Et voilà. Pile poil quelques minutes !

rions un peu

Back to Manolosanctis éditions avec Hécate & Belzébuth des auteurs de Raiju et Raiden ( collection Bayou chez Gallimard ), Melchior-Durand & Sécheresse.

Beaucoup d’humour pour ce recueil d’histoires courtes , où Belzé va vivre une passion torride pour sa dulcinée qu’il a piqué à son ami Gabriel (qui fait parti néanmoins du camp opposé) . Cela aurait pu s’appeller « Belzébuth ou l’histoire d’un démon qui est pris pour un con », mais alors vraiment, hein, et pas que par son supérieur ! Par son ex., ses subalternes, ses potes et tout et tout… Mais, au fond, il ne s’en rend pas bien compte. De toute façon, lorsqu’il rencontre Hécate, au moins il s’éclate !! On peut le résumer crûment , mais c’est du cul, des youkis, des coups de latte : bref du délire !

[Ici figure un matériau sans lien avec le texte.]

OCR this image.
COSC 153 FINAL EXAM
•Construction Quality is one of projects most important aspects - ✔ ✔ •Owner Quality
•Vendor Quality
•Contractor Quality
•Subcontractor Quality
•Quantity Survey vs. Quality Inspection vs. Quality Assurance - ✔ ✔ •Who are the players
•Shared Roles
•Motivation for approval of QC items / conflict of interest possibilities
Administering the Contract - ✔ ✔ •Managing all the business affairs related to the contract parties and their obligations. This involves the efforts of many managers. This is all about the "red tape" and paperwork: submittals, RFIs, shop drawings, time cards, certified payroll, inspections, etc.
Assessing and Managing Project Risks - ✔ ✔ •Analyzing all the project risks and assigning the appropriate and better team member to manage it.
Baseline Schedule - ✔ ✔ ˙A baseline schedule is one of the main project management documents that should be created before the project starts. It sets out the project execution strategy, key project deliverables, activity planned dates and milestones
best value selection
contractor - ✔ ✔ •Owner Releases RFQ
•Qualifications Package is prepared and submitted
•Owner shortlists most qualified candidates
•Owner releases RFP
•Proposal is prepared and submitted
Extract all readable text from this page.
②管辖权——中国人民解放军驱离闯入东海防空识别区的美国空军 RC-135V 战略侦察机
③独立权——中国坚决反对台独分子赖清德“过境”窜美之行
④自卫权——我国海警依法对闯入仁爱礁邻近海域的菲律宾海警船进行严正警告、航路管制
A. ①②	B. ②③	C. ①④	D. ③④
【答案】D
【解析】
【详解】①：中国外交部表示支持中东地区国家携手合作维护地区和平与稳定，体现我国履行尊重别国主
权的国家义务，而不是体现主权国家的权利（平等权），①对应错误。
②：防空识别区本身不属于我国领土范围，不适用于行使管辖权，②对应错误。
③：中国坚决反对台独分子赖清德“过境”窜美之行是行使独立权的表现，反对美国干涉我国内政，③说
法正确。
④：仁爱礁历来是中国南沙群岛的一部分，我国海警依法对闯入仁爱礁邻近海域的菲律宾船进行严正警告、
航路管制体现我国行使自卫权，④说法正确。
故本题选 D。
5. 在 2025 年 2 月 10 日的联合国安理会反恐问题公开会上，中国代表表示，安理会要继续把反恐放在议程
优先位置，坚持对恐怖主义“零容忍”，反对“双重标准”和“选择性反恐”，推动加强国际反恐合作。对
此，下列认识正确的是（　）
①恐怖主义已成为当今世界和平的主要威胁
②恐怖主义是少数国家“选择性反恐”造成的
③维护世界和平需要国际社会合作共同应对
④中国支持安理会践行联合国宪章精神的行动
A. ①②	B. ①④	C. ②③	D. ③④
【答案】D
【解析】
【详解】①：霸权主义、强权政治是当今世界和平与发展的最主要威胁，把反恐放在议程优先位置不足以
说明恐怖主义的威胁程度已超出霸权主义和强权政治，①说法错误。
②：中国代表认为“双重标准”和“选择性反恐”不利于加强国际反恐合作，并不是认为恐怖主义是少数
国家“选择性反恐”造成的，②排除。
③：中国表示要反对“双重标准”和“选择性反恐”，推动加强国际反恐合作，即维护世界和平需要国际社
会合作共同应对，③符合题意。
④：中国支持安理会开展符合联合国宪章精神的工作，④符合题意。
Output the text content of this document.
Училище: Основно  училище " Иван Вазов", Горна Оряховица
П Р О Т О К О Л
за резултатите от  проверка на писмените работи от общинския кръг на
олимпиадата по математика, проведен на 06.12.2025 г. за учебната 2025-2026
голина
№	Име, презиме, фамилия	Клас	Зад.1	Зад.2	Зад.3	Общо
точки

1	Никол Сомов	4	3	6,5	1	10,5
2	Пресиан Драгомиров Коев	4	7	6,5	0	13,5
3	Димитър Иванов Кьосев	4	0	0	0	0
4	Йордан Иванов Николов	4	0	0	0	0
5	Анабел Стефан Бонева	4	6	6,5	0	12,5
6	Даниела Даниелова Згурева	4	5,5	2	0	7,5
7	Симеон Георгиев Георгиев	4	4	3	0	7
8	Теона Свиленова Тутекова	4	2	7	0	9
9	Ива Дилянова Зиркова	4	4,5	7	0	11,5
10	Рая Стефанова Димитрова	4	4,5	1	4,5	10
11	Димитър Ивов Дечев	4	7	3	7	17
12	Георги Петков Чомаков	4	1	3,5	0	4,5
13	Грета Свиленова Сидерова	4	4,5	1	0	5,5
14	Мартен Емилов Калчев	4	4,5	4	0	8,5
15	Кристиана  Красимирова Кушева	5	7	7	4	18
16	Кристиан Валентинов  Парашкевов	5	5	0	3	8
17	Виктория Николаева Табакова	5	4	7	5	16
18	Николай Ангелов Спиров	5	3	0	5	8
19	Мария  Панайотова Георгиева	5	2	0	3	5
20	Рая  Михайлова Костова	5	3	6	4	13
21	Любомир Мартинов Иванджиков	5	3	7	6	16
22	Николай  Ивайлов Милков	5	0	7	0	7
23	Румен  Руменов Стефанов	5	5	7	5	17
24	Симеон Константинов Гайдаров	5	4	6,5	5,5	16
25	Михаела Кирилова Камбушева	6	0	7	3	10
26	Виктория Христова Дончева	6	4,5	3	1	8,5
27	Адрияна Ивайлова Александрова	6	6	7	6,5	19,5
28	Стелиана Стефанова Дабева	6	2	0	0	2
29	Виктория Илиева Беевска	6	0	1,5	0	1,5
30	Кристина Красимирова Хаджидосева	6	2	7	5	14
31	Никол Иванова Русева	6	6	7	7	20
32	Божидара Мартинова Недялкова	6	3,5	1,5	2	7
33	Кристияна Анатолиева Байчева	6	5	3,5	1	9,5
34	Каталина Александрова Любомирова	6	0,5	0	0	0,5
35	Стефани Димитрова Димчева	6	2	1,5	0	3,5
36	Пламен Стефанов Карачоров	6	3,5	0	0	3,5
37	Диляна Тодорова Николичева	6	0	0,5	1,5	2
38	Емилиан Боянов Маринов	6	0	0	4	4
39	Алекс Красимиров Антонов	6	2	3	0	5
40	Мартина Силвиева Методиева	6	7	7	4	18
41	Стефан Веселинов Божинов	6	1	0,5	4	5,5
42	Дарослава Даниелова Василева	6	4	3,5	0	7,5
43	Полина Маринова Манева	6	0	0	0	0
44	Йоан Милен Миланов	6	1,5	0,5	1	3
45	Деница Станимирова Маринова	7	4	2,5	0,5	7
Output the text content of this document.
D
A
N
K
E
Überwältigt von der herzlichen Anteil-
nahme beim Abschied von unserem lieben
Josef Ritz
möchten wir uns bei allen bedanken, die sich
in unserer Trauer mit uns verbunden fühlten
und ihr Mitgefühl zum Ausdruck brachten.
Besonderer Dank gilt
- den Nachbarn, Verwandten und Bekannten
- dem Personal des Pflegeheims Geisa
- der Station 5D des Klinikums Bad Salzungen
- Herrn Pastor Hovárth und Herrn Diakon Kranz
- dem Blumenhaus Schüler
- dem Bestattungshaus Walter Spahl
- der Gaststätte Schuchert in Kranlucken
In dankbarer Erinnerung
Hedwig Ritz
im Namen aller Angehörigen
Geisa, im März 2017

En guise d’humour un peu limite pour les cœurs sensibles , voici La vie de Norman de Stan Silas aux éditions Makaka . « Je m’appelle Norman , j’ai 8 ans et ma passion c’est tuer les gens« . On ne méfie jamais assez des personnes qui ont une passion pour les masques de Hockey. Heureusement, toujours un peu plus de ceux qui tiennent un couteau de boucher ensanglanté à la main… Plus jamais, on ne m’y reprendra pour la distribution de billets de tombola, à accepter des bonbons au goûter d’anniversaire de Sylvaine , à faire des pâtés de sable avec des bouts de Garance à l’intérieur, ou encore, à avoir des copains qui parlent avec des copains qui eux sont morts. Par contre, on me reprendra peut-être, à relire La vie de Norman un de ces quatre.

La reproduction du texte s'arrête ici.